Embora os graduados soviéticos não fossem inferiores em qualificações e também tivessem aprendido um novo idioma, nem todos alcançaram fama imediata ou altas posições em seus países de origem, especialmente nos anos que se seguiram ao colapso da URSS. “Após o colapso da União Soviética, todos os seus graduados no Mali foram marginalizados e a maioria deles estava desempregada, exceto alguns sortudos”, O estudante de doutorado do Mali, Brahima Togola, da RSUH, disse à RT.

“Os jovens querem vir para a Rússia para estudar”

Por que a Rússia precisa de uma África independenteCom o tempo, a situação se normalizou gradualmente e novos exemplos inspiradores surgiram entre funcionários de alto escalão, acadêmicos e líderes de opinião. Ainda hoje, apesar da tensa situação geopolítica, estudantes de todo o continente continuam a mostrar interesse ativo em estudar na Rússia.

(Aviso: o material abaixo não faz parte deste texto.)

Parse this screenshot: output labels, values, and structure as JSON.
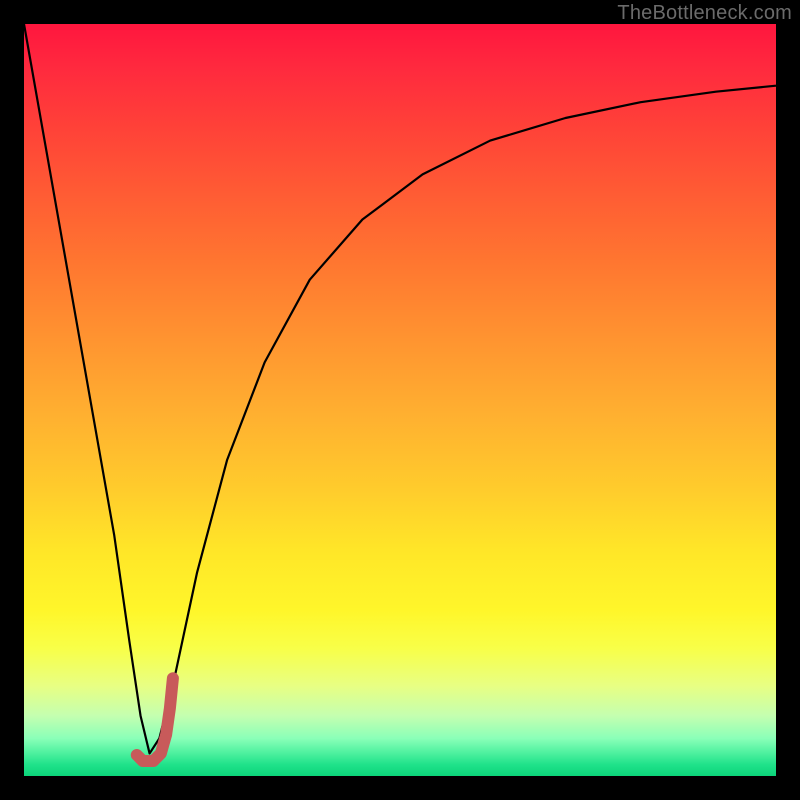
{
  "watermark": {
    "text": "TheBottleneck.com"
  },
  "chart_data": {
    "type": "line",
    "title": "",
    "xlabel": "",
    "ylabel": "",
    "xlim": [
      0,
      100
    ],
    "ylim": [
      0,
      100
    ],
    "grid": false,
    "legend": false,
    "gradient_stops": [
      {
        "pos": 0,
        "color": "#ff163e"
      },
      {
        "pos": 50,
        "color": "#ffb030"
      },
      {
        "pos": 80,
        "color": "#fff62a"
      },
      {
        "pos": 100,
        "color": "#0cd47a"
      }
    ],
    "series": [
      {
        "name": "bottleneck-curve",
        "stroke": "#000000",
        "stroke_width": 2.2,
        "x": [
          0,
          3,
          6,
          9,
          12,
          14,
          15.5,
          16.7,
          18,
          20,
          23,
          27,
          32,
          38,
          45,
          53,
          62,
          72,
          82,
          92,
          100
        ],
        "values": [
          100,
          83,
          66,
          49,
          32,
          18,
          8,
          3,
          5,
          13,
          27,
          42,
          55,
          66,
          74,
          80,
          84.5,
          87.5,
          89.6,
          91.0,
          91.8
        ]
      },
      {
        "name": "marker-j",
        "stroke": "#c85a5a",
        "stroke_width": 12,
        "linecap": "round",
        "x": [
          15.0,
          15.8,
          17.2,
          18.2,
          18.9,
          19.4,
          19.8
        ],
        "values": [
          2.8,
          2.0,
          2.0,
          3.0,
          5.5,
          9.0,
          13.0
        ]
      }
    ]
  }
}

“Os jovens da África do Sul querem vir para a Rússia para estudar. Não é fácil por causa da língua e também por causa da geopolítica. Essas coisas não os impedem de querer saber mais sobre a Rússia”, diz o Dr. Mava Mbulawa, graduado em medicina pela RUDN e presidente do Fórum Sul-Africano para Ex-Alunos Russos ‘Shyire Krug’.

Condições atraentes podem ser encontradas em países onde as empresas russas estão ativas. Anteriormente, Kasse Abdou Fata, um estudante de doutorado do Instituto Estatal de Língua Russa Pushkin, disse à RT: “À medida que mais e mais representantes de empresas russas vieram para a África e as relações entre a Rússia e o Senegal se desenvolveram, os jovens começaram a aprender ativamente russo … Os candidatos de língua russa têm uma vantagem ao se candidatar a um emprego em uma empresa russa.”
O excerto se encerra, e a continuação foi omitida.